Quant au matériel, j’étais déjà bien équipée (elle s’la raconte tout le temps celle la…flippante), mais il a quand même fallu que je m’équipe un peu plus,  et la tenue on en parle…So glamourouson veut la voir  ! on veut la voir !

La table à manger est donc devenue mon bureau… Fallait s’y mettre !

Pour le jour J,  4 des pâtisseries/viennoiseries ci-dessous devaient être maitrisées :

  • Les tartes
  • Les entremets (style royal chocolat ou Trianon si ca te parle plus toi derrière ton écran, fraisier, charlotte etc..),
  • Pâte levée (brioche sous toutes ses formes, pains au lait),
  • Pâte levée feuilletée ma hantise (croissants, pains au chocolat, pains aux raisins,)
  • Pâte feuilletée (chaussons aux pommes, galettes des rois)
  • Pâte à choux (éclairs, religieuses, salambos, chouquettes etc…)

Voilà tout ce que j’ai du travailler, dans ma cuisine de ménagère avec des conditions que je ne choisissais pas, à savoir la chaleur, qui faisait que j’étais quelques fois dans l’impossibilité de travailler une pâte, parce qu’elle se mettait à coller – le four qui ne me permettait pas de mettre plusieurs préparations à la fois, donc grosse perte de temps –  mon frigo pas assez grand –  mon bébé qui avait faim – ma grande qui voulait pâtisser avec moi… superbes conditions quoi ! Il m’est arrivé de tout mettre à la poubelle et de laisser tomber parce que rien ne se passait comme prévu !

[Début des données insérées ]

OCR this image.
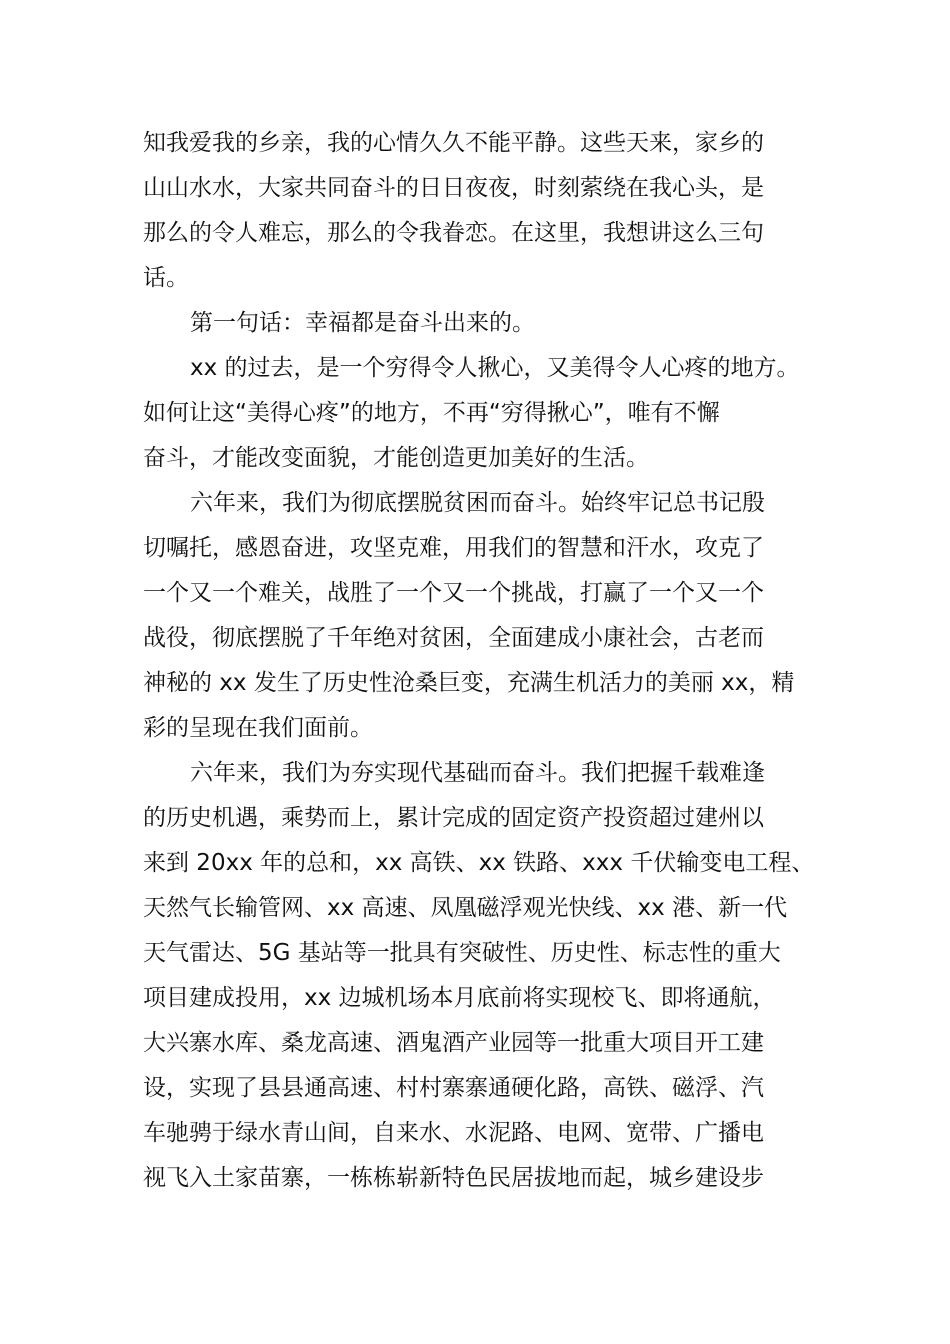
知我爱我的乡亲，我的心情久久不能平静。这些天来，家乡的
山山水水，大家共同奋斗的日日夜夜，时刻萦绕在我心头，是
那么的令人难忘，那么的令我眷恋。在这里，我想讲这么三句
话。
第一句话：幸福都是奋斗出来的。
xx 的过去，是一个穷得令人揪心，又美得令人心疼的地方。
如何让这“美得心疼”的地方，不再“穷得揪心”，唯有不懈
奋斗，才能改变面貌，才能创造更加美好的生活。
六年来，我们为彻底摆脱贫困而奋斗。始终牢记总书记殷
切嘱托，感恩奋进，攻坚克难，用我们的智慧和汗水，攻克了
一个又一个难关，战胜了一个又一个挑战，打赢了一个又一个
战役，彻底摆脱了千年绝对贫困，全面建成小康社会，古老而
神秘的 xx 发生了历史性沧桑巨变，充满生机活力的美丽 xx，精
彩的呈现在我们面前。
六年来，我们为夯实现代基础而奋斗。我们把握千载难逢
的历史机遇，乘势而上，累计完成的固定资产投资超过建州以
来到 20xx 年的总和，xx 高铁、xx 铁路、xxx 千伏输变电工程、
天然气长输管网、xx 高速、凤凰磁浮观光快线、xx 港、新一代
天气雷达、5G 基站等一批具有突破性、历史性、标志性的重大
项目建成投用，xx 边城机场本月底前将实现校飞、即将通航，
大兴寨水库、桑龙高速、酒鬼酒产业园等一批重大项目开工建
设，实现了县县通高速、村村寨寨通硬化路，高铁、磁浮、汽
车驰骋于绿水青山间，自来水、水泥路、电网、宽带、广播电
视飞入土家苗寨，一栋栋崭新特色民居拔地而起，城乡建设步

Les oraux et les écrits on en parle (ou pas ! elle nous saoule la) ? Technologie, Prévention santé et environnement, Gestion des stocks et approvisionnements. Je ne rentrerai pas dans les détails, mais pour vous donner un exemple de questions :

  •  Au XVIIème siècle, quelle découverte va apporter au pâtissier une réelle évolution dans la fabrication ?
  • Le four électrique produit sa chaleur par des résistances. Par quoi est produite la chaleur d’un four ventilé ?
  • Pourquoi une crème liquide à moins de 35% de matières grasses ne peut pas servir à faire de la crème fouettée ou de la chantilly ?
  • Quelles sont les courbes de température des 3 types de chocolats ?

Entre autres….

Et la je me suis dis MAIS POURQUOI JE M’INFLIGE CA !!!!!